In a recent study published in the scientific journal Autism Research, researchers from the University of Missouri reported that distinct facial features could be used to distinguish children with autism from those who do not have it.
Kristina Aldridge, professor of anatomy at the MU School of Medicine and patron of the study, said that the brain & the face develop together, and the changes in brain development due to autism can affect facial features.
She also said that this knowledge could help doctors diagnose autism much earlier by just looking at a person’s face.
For the study, Aldridge and her team sampled 64 boys between the ages of 6 and 17 who had been clinically diagnosed with autism spectrum disorder versus 32 boys of the same age range who were neurotypical.
Using a 3D imaging technique, they captured the facial features of both groups and compared them. The researchers then mapped 17 points on the face, from the eyebrows to the lips and chin, to track subtle differences between the two groups.
The results showed statistically significant differences in the facial features of children with autism compared to those without it, particularly in the area around their eyes and mouth. The researchers also found that those with more severe forms of autism had more significant distinctions in their facial features than those on the milder end of the spectrum.
Though this study was conducted on a small sample size, the results are still promising & indicate that more research needs to be done in this area. “Knowing that point in time that the face starts to express the differences associated with autism could lead to earlier diagnosis and intervention,” Aldridge said. “This information also could help us understand how the brain is wired differently in autism.”

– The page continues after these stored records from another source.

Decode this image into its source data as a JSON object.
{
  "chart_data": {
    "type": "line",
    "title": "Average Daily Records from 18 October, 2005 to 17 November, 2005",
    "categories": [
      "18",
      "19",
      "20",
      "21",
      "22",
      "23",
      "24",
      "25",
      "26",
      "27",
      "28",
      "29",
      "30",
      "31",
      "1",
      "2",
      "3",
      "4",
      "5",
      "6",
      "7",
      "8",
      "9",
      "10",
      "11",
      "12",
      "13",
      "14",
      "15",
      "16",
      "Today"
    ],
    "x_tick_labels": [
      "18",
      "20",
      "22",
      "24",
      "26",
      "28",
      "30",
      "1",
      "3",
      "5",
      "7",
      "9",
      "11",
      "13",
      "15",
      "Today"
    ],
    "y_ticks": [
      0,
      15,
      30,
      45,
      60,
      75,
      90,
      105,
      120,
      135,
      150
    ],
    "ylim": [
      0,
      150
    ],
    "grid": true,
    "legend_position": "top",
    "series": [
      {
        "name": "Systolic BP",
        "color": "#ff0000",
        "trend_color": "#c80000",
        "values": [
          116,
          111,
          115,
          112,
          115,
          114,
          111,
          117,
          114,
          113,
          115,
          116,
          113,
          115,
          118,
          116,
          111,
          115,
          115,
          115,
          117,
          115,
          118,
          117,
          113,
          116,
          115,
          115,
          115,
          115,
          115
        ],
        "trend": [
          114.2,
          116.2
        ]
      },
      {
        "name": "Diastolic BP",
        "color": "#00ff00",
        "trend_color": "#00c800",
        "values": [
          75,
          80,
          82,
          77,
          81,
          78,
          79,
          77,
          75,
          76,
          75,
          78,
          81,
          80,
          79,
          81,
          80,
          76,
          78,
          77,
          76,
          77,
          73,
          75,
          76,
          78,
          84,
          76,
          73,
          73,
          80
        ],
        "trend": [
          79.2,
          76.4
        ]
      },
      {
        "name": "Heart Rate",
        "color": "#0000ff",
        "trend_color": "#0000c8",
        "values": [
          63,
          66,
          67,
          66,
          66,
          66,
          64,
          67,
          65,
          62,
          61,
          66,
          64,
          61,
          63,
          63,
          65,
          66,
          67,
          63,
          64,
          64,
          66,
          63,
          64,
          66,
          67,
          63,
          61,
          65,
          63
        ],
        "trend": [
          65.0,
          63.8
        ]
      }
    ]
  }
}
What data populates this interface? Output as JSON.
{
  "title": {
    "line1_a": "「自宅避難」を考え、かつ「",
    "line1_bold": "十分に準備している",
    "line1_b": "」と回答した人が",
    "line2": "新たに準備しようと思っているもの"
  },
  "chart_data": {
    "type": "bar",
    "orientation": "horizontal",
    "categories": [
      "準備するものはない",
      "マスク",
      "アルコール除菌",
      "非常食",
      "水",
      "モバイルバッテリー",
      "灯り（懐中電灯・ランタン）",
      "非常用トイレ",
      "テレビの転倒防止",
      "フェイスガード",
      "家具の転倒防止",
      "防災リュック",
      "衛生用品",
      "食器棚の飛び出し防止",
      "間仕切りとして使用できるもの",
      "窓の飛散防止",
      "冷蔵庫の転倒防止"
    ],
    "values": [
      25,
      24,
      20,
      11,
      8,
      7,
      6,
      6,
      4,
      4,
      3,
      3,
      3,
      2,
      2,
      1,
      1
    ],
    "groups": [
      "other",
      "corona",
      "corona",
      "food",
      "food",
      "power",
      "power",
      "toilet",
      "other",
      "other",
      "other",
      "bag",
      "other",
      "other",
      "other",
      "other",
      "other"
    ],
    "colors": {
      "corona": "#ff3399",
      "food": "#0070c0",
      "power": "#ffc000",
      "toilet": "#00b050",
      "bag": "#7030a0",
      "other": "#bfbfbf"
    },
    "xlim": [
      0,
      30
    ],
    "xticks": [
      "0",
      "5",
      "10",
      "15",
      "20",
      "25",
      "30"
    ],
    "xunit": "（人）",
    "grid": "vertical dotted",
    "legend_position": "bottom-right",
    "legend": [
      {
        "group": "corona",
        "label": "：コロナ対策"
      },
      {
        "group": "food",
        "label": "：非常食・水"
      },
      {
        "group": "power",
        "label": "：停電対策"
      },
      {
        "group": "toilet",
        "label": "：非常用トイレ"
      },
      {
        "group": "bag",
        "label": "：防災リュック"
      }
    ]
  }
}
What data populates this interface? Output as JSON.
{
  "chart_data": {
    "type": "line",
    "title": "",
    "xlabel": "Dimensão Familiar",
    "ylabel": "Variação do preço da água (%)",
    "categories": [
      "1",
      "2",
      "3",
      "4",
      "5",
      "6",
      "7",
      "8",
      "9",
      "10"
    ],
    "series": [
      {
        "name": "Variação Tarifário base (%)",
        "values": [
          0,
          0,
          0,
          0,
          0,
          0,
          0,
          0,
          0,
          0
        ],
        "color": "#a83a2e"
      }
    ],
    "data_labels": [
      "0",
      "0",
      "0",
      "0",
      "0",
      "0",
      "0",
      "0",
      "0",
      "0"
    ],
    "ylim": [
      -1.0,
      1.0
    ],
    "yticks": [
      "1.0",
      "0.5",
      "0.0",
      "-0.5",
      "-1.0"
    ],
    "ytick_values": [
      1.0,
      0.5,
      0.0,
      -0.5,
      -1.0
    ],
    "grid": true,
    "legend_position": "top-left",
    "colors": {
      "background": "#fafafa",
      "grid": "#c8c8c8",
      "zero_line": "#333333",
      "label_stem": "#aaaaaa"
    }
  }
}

Autism is a spectrum disorder, meaning that its symptoms & severity vary from person to person. Symptoms can range from mild social difficulties to severe communication and cognitive impairments. In some cases, individuals with autism may also experience sensory sensitivities, anxiety, and other mental health problems.
According to the CDC, autism affects an estimated 1 in 44 children in the United States. This is approximately 1.5% of the population, making it one of the most common developmental disabilities in the country.
The prevalence of autism is not limited to the United States. Studies worldwide have found similar rates of autism, ranging from 1 in 38 children in South Korea to 1 in 93 in Oman. Estimates for Europe range from 1 in 138 children in Greece to 1 in 139 children in Iceland.
The highest rate of autism is found in Qatar, where 1 in 66 people has been diagnosed with the condition.
Despite its global nature, much is still to be learned about the condition and how best to diagnose and treat it. Professor Krista’s study adds to the growing understanding of autism and could lead to earlier detection and better outcomes for individuals with the disorder.